カートリッジを入れ替えたリョウは再び銃を構えて、引き金を引いた。続けざまに十発。命中精度は先ほどと同じだ。銃を正確に保持できないのだ。もっと体を鍛え直す必要がある。

「マーシアは直接皇帝と会うことのできる身分だったんだな」

 銃を手にしたままリョウは、マーシアが近くの親戚に会いに行くような口振りだったことを思い出していた。第二級臣民である彼にとって皇帝は雲の上の存在で、軍人になっても直接顔を見たことはない。第一級臣民の大部分も皇帝と言葉を交わすことなど想像すらしたことはないだろう。第一級臣民の中でもいわゆる権力の中枢部にいる特別階級の人間だけが、皇帝の声を直接聞ける機会を得られるのだ。個人的に話ができるのはその中にも何人いるかどうか。それほど皇帝の存在は遠いのだ。

「マーシアは帝国内でどんな存在なんだ? 一見、何の権力もないように見えるのに」

「マーシアに直接聞いてみたか?」

「それができれば、きみに聞いたりはしない。マーシアに聞いても、連中がどう見ているかなんて興味がない。といわれるだけだ」

 エリックは声を上げて笑った。

「短い間によく彼女の性格をつかんだな。まさに彼女ならそう言うだろう」

 エリックはリョウの銃を手にして、構える。リョウが脇にどけると、彼と同じように続けざまに引き金を引いた。九発が中央に命中し残りの一発もわずかに中心部の円をはずれただけだ。だがエリックの舌打ちが聞こえた。

「今日は調子が悪いらしい」

 彼はそういって、リョウに銃を返す。リョウは銃を受け取りながら、彼が撃った標的をちらりと見やった。一発はずしただけで、調子が悪いというのなら、普段は全弾命中させているということだろう。銃からしばらく遠ざかっていた自分と、望むだけ訓練が出来るエリックと比べるのは間違っているとわかってはいるのだが、つい焦りたくなる。

「マーシアの後ろにくっついているのがわたしの仕事なんだ。これぐらいは出来ないと役には立たない」

「マーシアの護衛なのか?」

「いろいろだよ。もちろん側にいれば護衛だし、皇帝の元へ行かなければならないといえば、わたしが連れていくことになる。常にバックアップをすることが任務なんだ。彼女の側にいるためには、彼女の役に立つ人間でなければならない。こいつもその一つさ」

 そういってエリックはリョウに、見定めるかのような視線を向けた。話すべきか逡巡しているのが、よくわかる。それだけ簡単な話ではないということだ。リョウはなにを聞いてもいいように覚悟を決めて、銃を台に置き向き直った。その様子を見て、エリックも決意したようだった。

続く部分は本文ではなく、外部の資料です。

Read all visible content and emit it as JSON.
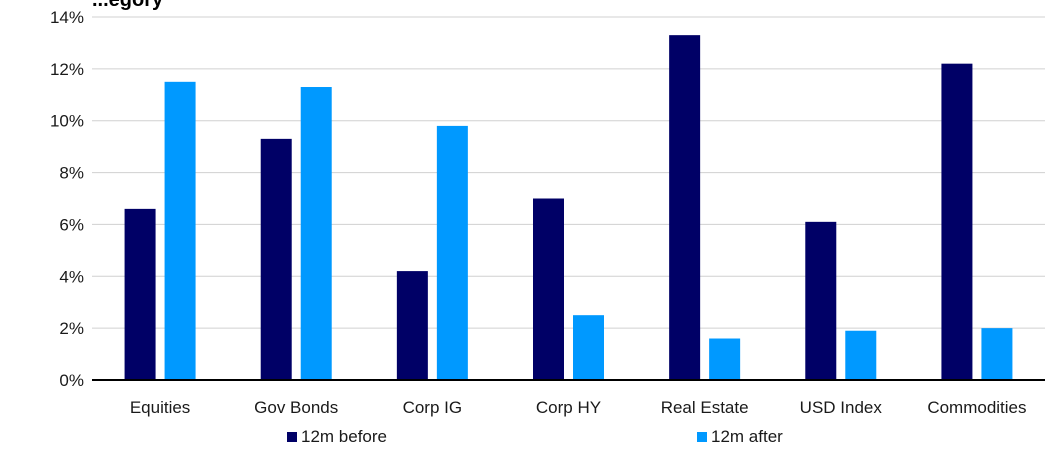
{
  "chart_data": {
    "type": "bar",
    "title": "",
    "title_visible_fragment": "...egory",
    "xlabel": "",
    "ylabel": "",
    "categories": [
      "Equities",
      "Gov Bonds",
      "Corp IG",
      "Corp HY",
      "Real Estate",
      "USD Index",
      "Commodities"
    ],
    "series": [
      {
        "name": "12m before",
        "color": "#000066",
        "values": [
          6.6,
          9.3,
          4.2,
          7.0,
          13.3,
          6.1,
          12.2
        ]
      },
      {
        "name": "12m after",
        "color": "#0099ff",
        "values": [
          11.5,
          11.3,
          9.8,
          2.5,
          1.6,
          1.9,
          2.0
        ]
      }
    ],
    "ylim": [
      0,
      14
    ],
    "yticks": [
      0,
      2,
      4,
      6,
      8,
      10,
      12,
      14
    ],
    "ytick_format": "percent",
    "ytick_labels": [
      "0%",
      "2%",
      "4%",
      "6%",
      "8%",
      "10%",
      "12%",
      "14%"
    ],
    "grid": {
      "horizontal": true,
      "vertical": false,
      "color": "#d0d0d0"
    },
    "legend": {
      "placement": "bottom"
    }
  }
}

「マーシアは、帝国内でサイラート帝の養女として扱われている」

 驚くまいと思っていたリョウだが、さすがにそれは出来なかった。

「養女……そんなに皇帝と近いのか?」

 リョウはしばらく言葉が出てこなかった。

「なぜ、彼女は宇宙に出ているんだ? しかも戦闘も行うんだろう? 養女ならもっと別の生活ができるはずだ……」

 戦いがなくても宇宙は決して安全な場所ではない。皇帝の養女ともなれば深窓の令嬢として一生安全にそして贅沢に暮らせるはずだ。

「マーシアがそんな暮らしを受け入れると思うか?」

 エリックが逆に問い返す。その瞬間、リョウを襲った衝撃がすっと消えていった。深窓の令嬢のように暮らすのは彼女には似合わない。彼女は初めて会ったときのように凛とした強さが似合っている。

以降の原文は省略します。